Vitamin D Metabolites and IL1β RS16944 Polymorphism in Type 2 Diabetes Patients: Evidence for Functional Interaction
Presentation Number: SUN 331
Date of Presentation: April 2nd, 2017
Nojan Nejatian1, Marissa Penna-Martinez2 and Klaus Badenhoop*3
1University Hospital Frankfurt am Main, Germany, 2University Hospital, Goethe-University Frankfurt am Main, Germany, 3Goethe-University Hospital, Frankfurt, Germany
Introduction: High levels of circulation Interleukin 1β (IL1β) are associated with the risk of developing type 2 diabetes (T2D). Furthermore increased levels of IL1β in nondiabetic offspring of T2D patients confer susceptibility for the metabolic syndrome. Recent studies suggest that a vitamin D deficiency and genetic variation in the IL1β gene are associated with both prediabetes and prevalent diabetes. The single nucleotide polymorphism (SNP) rs16944 in the promotor region of the IL1β gene may modulate the IL1β production, which could be downregulated by vitamin D metabolites. For this purpose we investigated this SNP rs16944 in German patients with T2D and healthy controls (HC) and correlated the findings with concentrations of vitamin D metabolites.

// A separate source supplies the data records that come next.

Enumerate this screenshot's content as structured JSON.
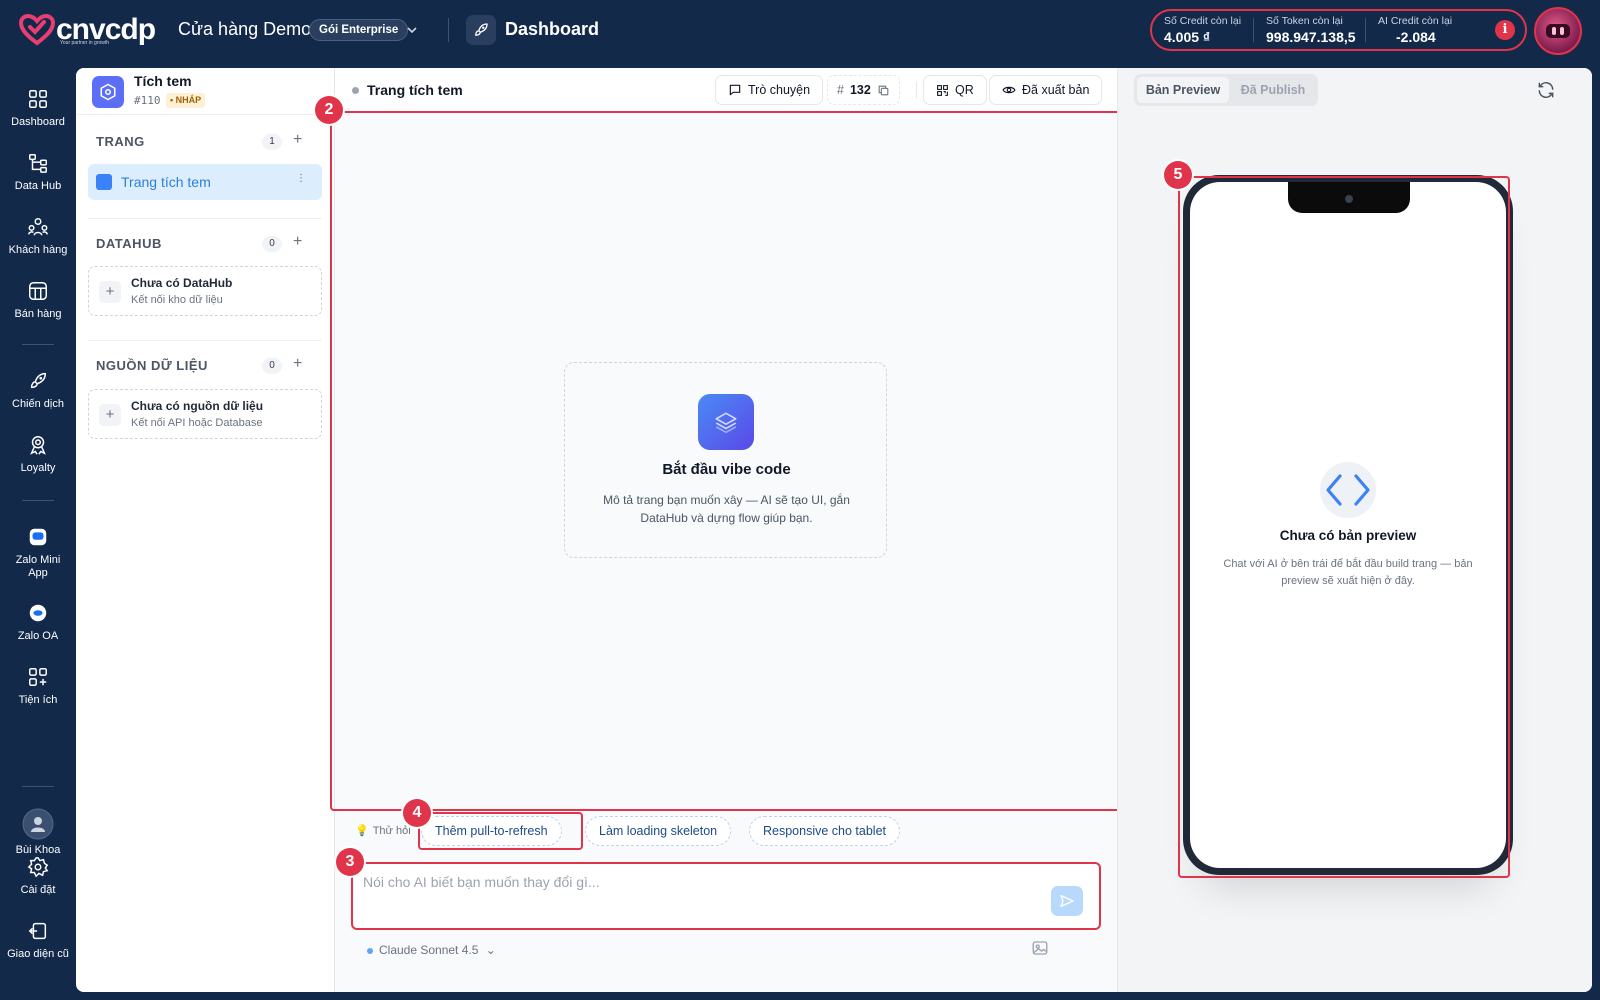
{
  "brand": {
    "logo_text": "cnvcdp",
    "tagline": "Your partner in growth"
  },
  "header": {
    "store_name": "Cửa hàng Demo",
    "plan_badge": "Gói Enterprise",
    "page_title": "Dashboard",
    "credits": [
      {
        "label": "Số Credit còn lại",
        "value": "4.005 ₫"
      },
      {
        "label": "Số Token còn lại",
        "value": "998.947.138,5"
      },
      {
        "label": "AI Credit còn lại",
        "value": "-2.084"
      }
    ],
    "info_icon": "i"
  },
  "nav": {
    "items": [
      {
        "label": "Dashboard",
        "icon": "grid-icon"
      },
      {
        "label": "Data Hub",
        "icon": "hierarchy-icon"
      },
      {
        "label": "Khách hàng",
        "icon": "users-icon"
      },
      {
        "label": "Bán hàng",
        "icon": "store-icon"
      },
      {
        "label": "Chiến dịch",
        "icon": "rocket-icon"
      },
      {
        "label": "Loyalty",
        "icon": "badge-icon"
      },
      {
        "label": "Zalo Mini App",
        "icon": "zalo-icon"
      },
      {
        "label": "Zalo OA",
        "icon": "zalo-oa-icon"
      },
      {
        "label": "Tiện ích",
        "icon": "apps-icon"
      }
    ],
    "user_label": "Bùi Khoa",
    "settings_label": "Cài đặt",
    "legacy_label": "Giao diện cũ"
  },
  "project": {
    "name": "Tích tem",
    "id": "#110",
    "status": "• NHÁP",
    "sections": {
      "pages": {
        "title": "TRANG",
        "count": "1",
        "add": "+",
        "item": "Trang tích tem",
        "more": "⋮"
      },
      "datahub": {
        "title": "DATAHUB",
        "count": "0",
        "add": "+",
        "empty_title": "Chưa có DataHub",
        "empty_desc": "Kết nối kho dữ liệu",
        "plus": "+"
      },
      "sources": {
        "title": "NGUỒN DỮ LIỆU",
        "count": "0",
        "add": "+",
        "empty_title": "Chưa có nguồn dữ liệu",
        "empty_desc": "Kết nối API hoặc Database",
        "plus": "+"
      }
    }
  },
  "editor": {
    "page_title": "Trang tích tem",
    "chat_button": "Trò chuyện",
    "hash": "#",
    "number": "132",
    "qr_button": "QR",
    "published_button": "Đã xuất bản",
    "start_title": "Bắt đầu vibe code",
    "start_desc": "Mô tả trang bạn muốn xây — AI sẽ tạo UI, gắn DataHub và dựng flow giúp bạn.",
    "suggest_label": "Thử hỏi",
    "suggestions": [
      "Thêm pull-to-refresh",
      "Làm loading skeleton",
      "Responsive cho tablet"
    ],
    "input_placeholder": "Nói cho AI biết bạn muốn thay đổi gì...",
    "model": "Claude Sonnet 4.5",
    "model_chevron": "⌄"
  },
  "preview": {
    "tab_preview": "Bản Preview",
    "tab_publish": "Đã Publish",
    "empty_title": "Chưa có bản preview",
    "empty_desc": "Chat với AI ở bên trái để bắt đầu build trang — bản preview sẽ xuất hiện ở đây."
  },
  "markers": [
    "2",
    "3",
    "4",
    "5"
  ],
  "colors": {
    "navy": "#12294a",
    "highlight": "#e0344b",
    "accent_blue": "#3b82f6",
    "chip_text": "#1e4a8a"
  }
}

Methods: 504 T2D patients and 447 HC were genotyped for the IL1β SNP rs16944 by a Taqman assay. Additionally 25(OH)D3 and 1,25(OH)2D3 plasma levels of 76 T2D patients and 267 HC were measured by radioimmunoassay. Statistical analyses were performed using allele-wise and genotype-wise chi(x)2-tests. Associations between 25(OH)D3 genotypes and vitamin D levels were analyzed by Kruskal-Wallis-tests.

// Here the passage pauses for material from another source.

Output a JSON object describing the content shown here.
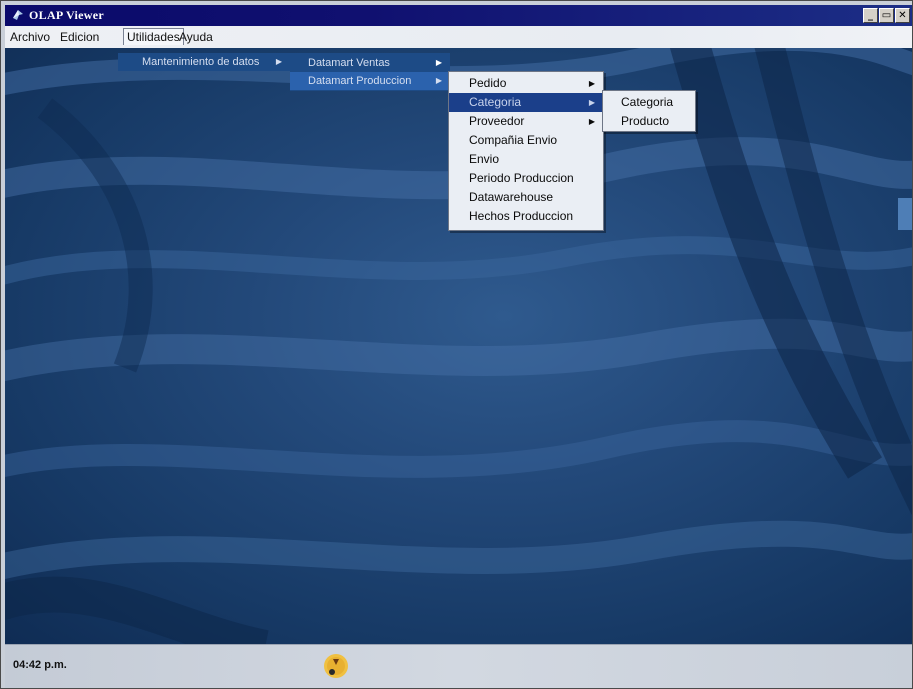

Results: The homozygous AA genotype of IL1ß SNP rs16944 was significantly less frequent in T2D compared to HC whereas homozygous GG and heterozygous AG genotypes were more frequent in T2D (AA: 48.5 vs. 37.95%; AG 40vs. 49.7%; GG: 11.4vs. 12.4%; p=0.003). Furthermore the allele A was less (68.6 vs. 62.7% OR=0.77; 95% CI: 0.64-0.93) and allele G was more frequent (31.4 vs. 37.3% OR=1.3 95% CI: 1.07-1.57, p=0.008) in T2D patients compared to HC. Both T2D patients and HC with IL1β genotypes AA and AG did not differ for the vitamin D metabolites. However T2D patients with the GG genotype showed significantly lower levels of 25(OH)D3 (median 34.95 vs. 13.7 ng/ml p= 9x10-6) and 1,25(OH)2D3 (median 59.05 vs. 41.15 pg/ml p=0.006) compared to HC with the same genotype.

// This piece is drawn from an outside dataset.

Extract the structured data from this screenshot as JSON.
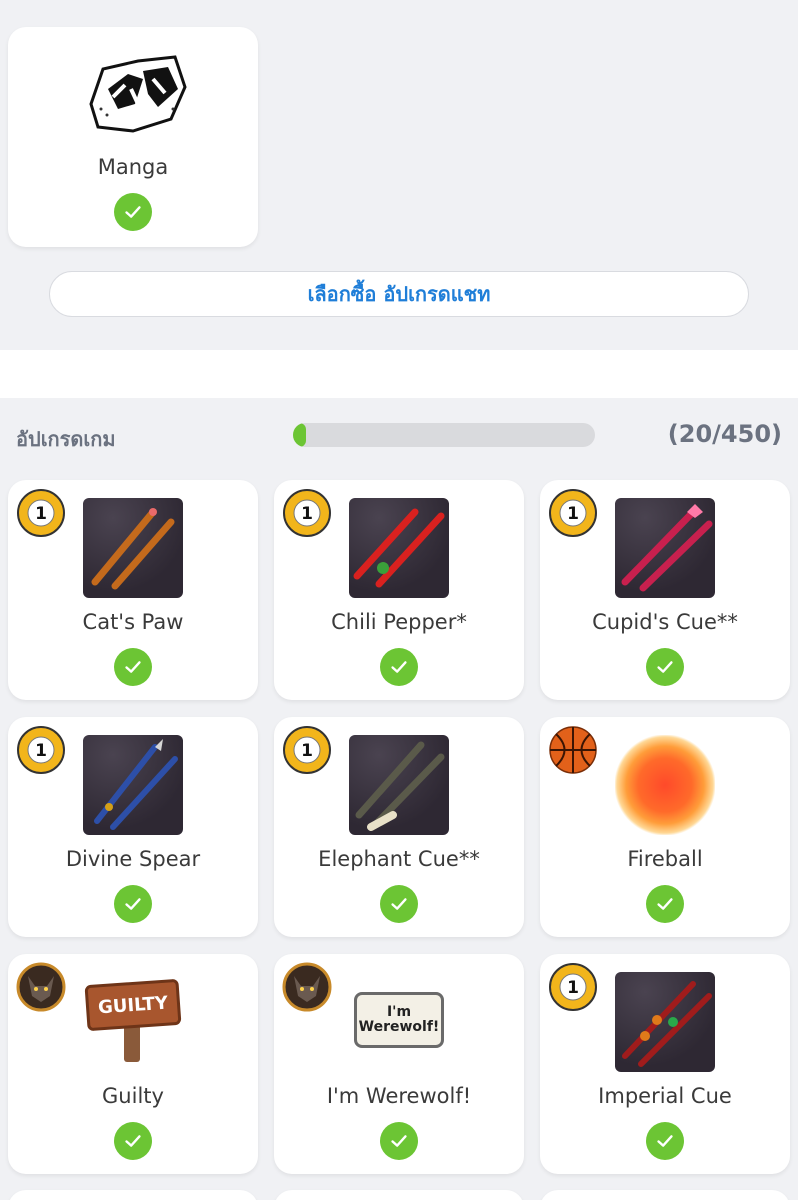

Conclusion: We describe an association of the IL1β SNP rs16944 with T2D in German patients. In addition, significantly lower 25(OH)D3 and 1,25(OH)2D3 levels were observed in T2D patients with the GG genotype. Whereas the major allele A appears to be protective, the minor allele G is may predispose to T2D in combination with a vitamin D deficiency. Our results suggest that vitamin D deficiency enhances the genetic risk for T2D conferred by the genotype GG of IL1β SNP rs16944. Whether and how vitamin D interacts with IL1β through this polymorphism is subject to further studies.